Giuseppe-Dezio-256x300I fratelli Alessandro, Antonio e Marco e il padre Gaetano Pepi, accusati dell’omicidio dell’agricoltore vittoriese di 64 anni, Giuseppe Dezio, hanno beneficiato della misura degli arresti domiciliari nella loro casa a Vittoria. Il consenso è arrivato dal GUP del tribunale di Ragusa nella giornata di ieri. Una difficile battaglia vinta dalla famiglia che più volte aveva chiesto, tramite il penalista Giuseppe Lipera, la presenza dei congiunti a fianco dei figli minori.

Sono tornati a casa a Vittoria  in regime di arresti domiciliari i fratelli Antonio, Alessandro e Marco Pepi e il padre Gaetano tra la gioia dei loro figli di minore età e la commozione dei familiari, che sono sempre stati a loro fianco sostenendone l’innocenza. I Pepi, come disposto dal giudice, sono tornati a Vittoria con le loro auto,  secondo i tempi previsti.  Sono imputati per omicidio volontario per la morte dell’agricoltore Giuseppe Dezio avvenuta il 2 febbraio 2016 a Vittoria.  Una battaglia vinta dalle mogli dei Pepi che per quasi 10 mesi, durante i quali i loro congiunti sono rimasti in carcere,  hanno portato avanti una causa con dignità e tanta speranza.
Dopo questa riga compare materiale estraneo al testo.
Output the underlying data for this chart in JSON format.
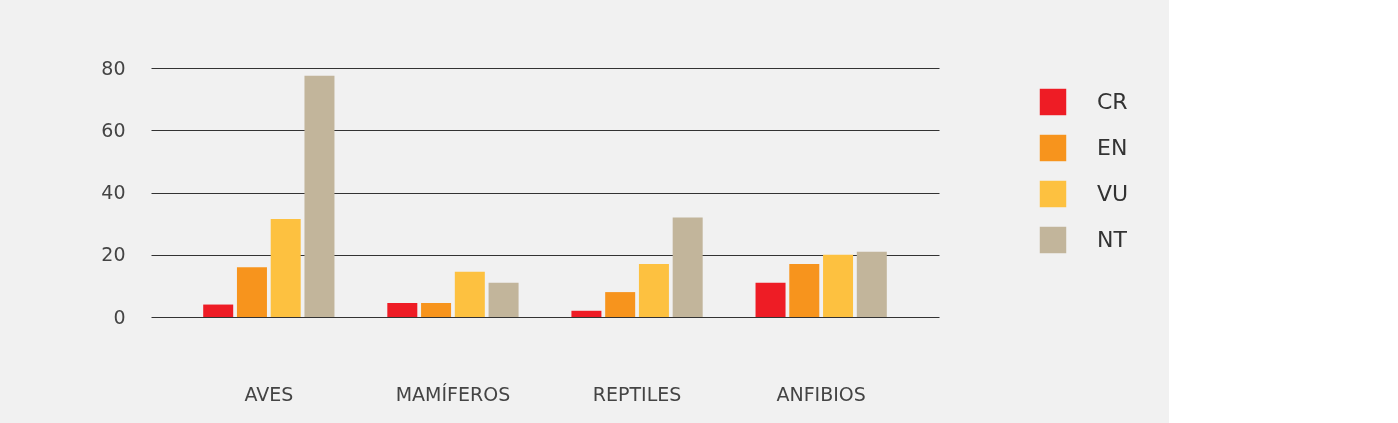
{
  "chart_data": {
    "type": "bar",
    "categories": [
      "AVES",
      "MAMÍFEROS",
      "REPTILES",
      "ANFIBIOS"
    ],
    "series": [
      {
        "name": "CR",
        "color": "#ee1c25",
        "values": [
          4,
          4.5,
          2,
          11
        ]
      },
      {
        "name": "EN",
        "color": "#f7941d",
        "values": [
          16,
          4.5,
          8,
          17
        ]
      },
      {
        "name": "VU",
        "color": "#fdc140",
        "values": [
          31.5,
          14.5,
          17,
          20
        ]
      },
      {
        "name": "NT",
        "color": "#c2b59b",
        "values": [
          77.5,
          11,
          32,
          21
        ]
      }
    ],
    "ylim": [
      0,
      80
    ],
    "yticks": [
      0,
      20,
      40,
      60,
      80
    ],
    "grid": "y",
    "legend": "right"
  }
}
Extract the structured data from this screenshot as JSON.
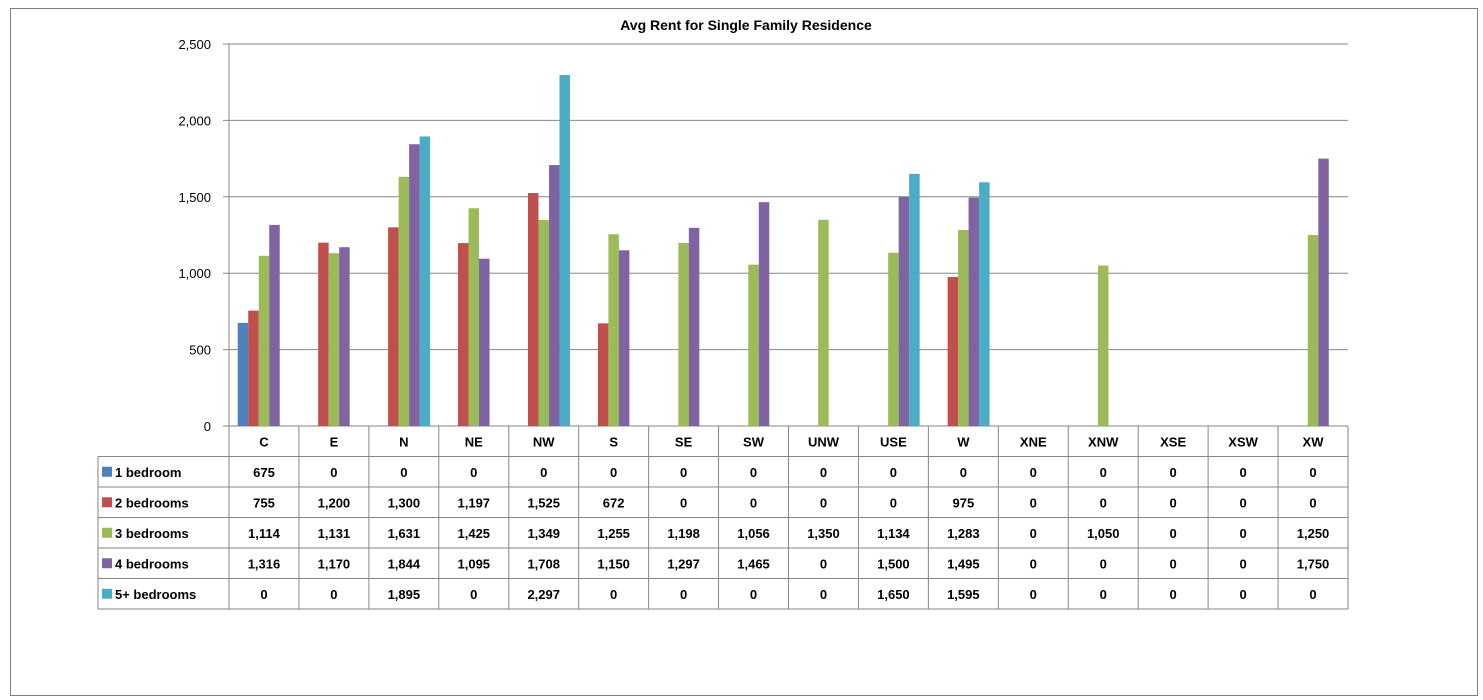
{
  "chart_data": {
    "type": "bar",
    "title": "Avg Rent for Single Family Residence",
    "categories": [
      "C",
      "E",
      "N",
      "NE",
      "NW",
      "S",
      "SE",
      "SW",
      "UNW",
      "USE",
      "W",
      "XNE",
      "XNW",
      "XSE",
      "XSW",
      "XW"
    ],
    "ylim": [
      0,
      2500
    ],
    "yticks": [
      0,
      500,
      1000,
      1500,
      2000,
      2500
    ],
    "ytick_labels": [
      "0",
      "500",
      "1,000",
      "1,500",
      "2,000",
      "2,500"
    ],
    "grid": true,
    "legend": "data-table",
    "series": [
      {
        "name": "1 bedroom",
        "color": "#4f81bd",
        "values": [
          675,
          0,
          0,
          0,
          0,
          0,
          0,
          0,
          0,
          0,
          0,
          0,
          0,
          0,
          0,
          0
        ],
        "labels": [
          "675",
          "0",
          "0",
          "0",
          "0",
          "0",
          "0",
          "0",
          "0",
          "0",
          "0",
          "0",
          "0",
          "0",
          "0",
          "0"
        ]
      },
      {
        "name": "2 bedrooms",
        "color": "#c0504d",
        "values": [
          755,
          1200,
          1300,
          1197,
          1525,
          672,
          0,
          0,
          0,
          0,
          975,
          0,
          0,
          0,
          0,
          0
        ],
        "labels": [
          "755",
          "1,200",
          "1,300",
          "1,197",
          "1,525",
          "672",
          "0",
          "0",
          "0",
          "0",
          "975",
          "0",
          "0",
          "0",
          "0",
          "0"
        ]
      },
      {
        "name": "3 bedrooms",
        "color": "#9bbb59",
        "values": [
          1114,
          1131,
          1631,
          1425,
          1349,
          1255,
          1198,
          1056,
          1350,
          1134,
          1283,
          0,
          1050,
          0,
          0,
          1250
        ],
        "labels": [
          "1,114",
          "1,131",
          "1,631",
          "1,425",
          "1,349",
          "1,255",
          "1,198",
          "1,056",
          "1,350",
          "1,134",
          "1,283",
          "0",
          "1,050",
          "0",
          "0",
          "1,250"
        ]
      },
      {
        "name": "4 bedrooms",
        "color": "#8064a2",
        "values": [
          1316,
          1170,
          1844,
          1095,
          1708,
          1150,
          1297,
          1465,
          0,
          1500,
          1495,
          0,
          0,
          0,
          0,
          1750
        ],
        "labels": [
          "1,316",
          "1,170",
          "1,844",
          "1,095",
          "1,708",
          "1,150",
          "1,297",
          "1,465",
          "0",
          "1,500",
          "1,495",
          "0",
          "0",
          "0",
          "0",
          "1,750"
        ]
      },
      {
        "name": "5+ bedrooms",
        "color": "#4bacc6",
        "values": [
          0,
          0,
          1895,
          0,
          2297,
          0,
          0,
          0,
          0,
          1650,
          1595,
          0,
          0,
          0,
          0,
          0
        ],
        "labels": [
          "0",
          "0",
          "1,895",
          "0",
          "2,297",
          "0",
          "0",
          "0",
          "0",
          "1,650",
          "1,595",
          "0",
          "0",
          "0",
          "0",
          "0"
        ]
      }
    ]
  }
}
Il legale della difesa, Giuseppe Lipera, ha presentato almeno venti  istanze di scarcerazione  e rimessione in  libertà con la richiesta di una misura cautelare meno afflittiva: per settimane c’è stata l’opposizione del Pubblico Ministero e del Gip, poi le ultime istanze accolte ma a due condizioni: l’installazione del braccialetto elettronico e l’individuazione di un’abitazione che disti almeno 100 km dal luogo dell’omicidio, Vittoria dove vive la famiglia Dezio e con la quale, secondo gli inquirenti, poteva nascere il rischio della faida e quindi di altri eventuali ritorsioni.

Ma i Pepi sono stati costretti a rimanere in carcere, nonostante la concessione dei domiciliari, perché in Italia non ci sono i braccialetti elettronici. L’avvocato Lipera ha presentato nuove istanze riuscendo a ottenere gli arresti domiciliari senza il dispositivo elettronico. Dal 22 novembre i Pepi sono stati ristretti in un’abitazione di Catania, lontano dai figli, che devono andare a scuola, e lontano dalle mogli con l’aggravio dei costi per l’affitto mensile della casa che tutti e 4 dividevano nel centro etneo. La nuova istanza presentata dal penalista catanese, nella quale ha esposto tre elementi, è stata accolta favorevolmente dal Gup. Il primo dato fatto emergere da Lipera è che non si è registrato il minimo dissidio in aula, lo scorso 16 gennaio, tra le due famiglie: Pepi e Dezio, quest’ultima costituita parte civile, e quindi è stato esclusa la faida. Il secondo problema esposto è che la famiglia, essendo stata in carcere, non ha lavorato e non può più permettersi un affitto di 1000 euro al mese e il terzo elemento, più importante, è la vicinanza ai figli minorenni che hanno subito problemi psicologici a causa della mancanza della figura paterna.

I Pepi dovranno presentarsi il 21 aprile davanti alla corte d’Assise di Siracusa. Si apre il processo. Ad avere ammesso le responsabilità dell’omicidio è stato Gaetano Pepi –  per legittima difesa –  ha sempre sostenuto. Dezio- secondo la ricostruzione –  stava accoltellando il figlio Alessandro.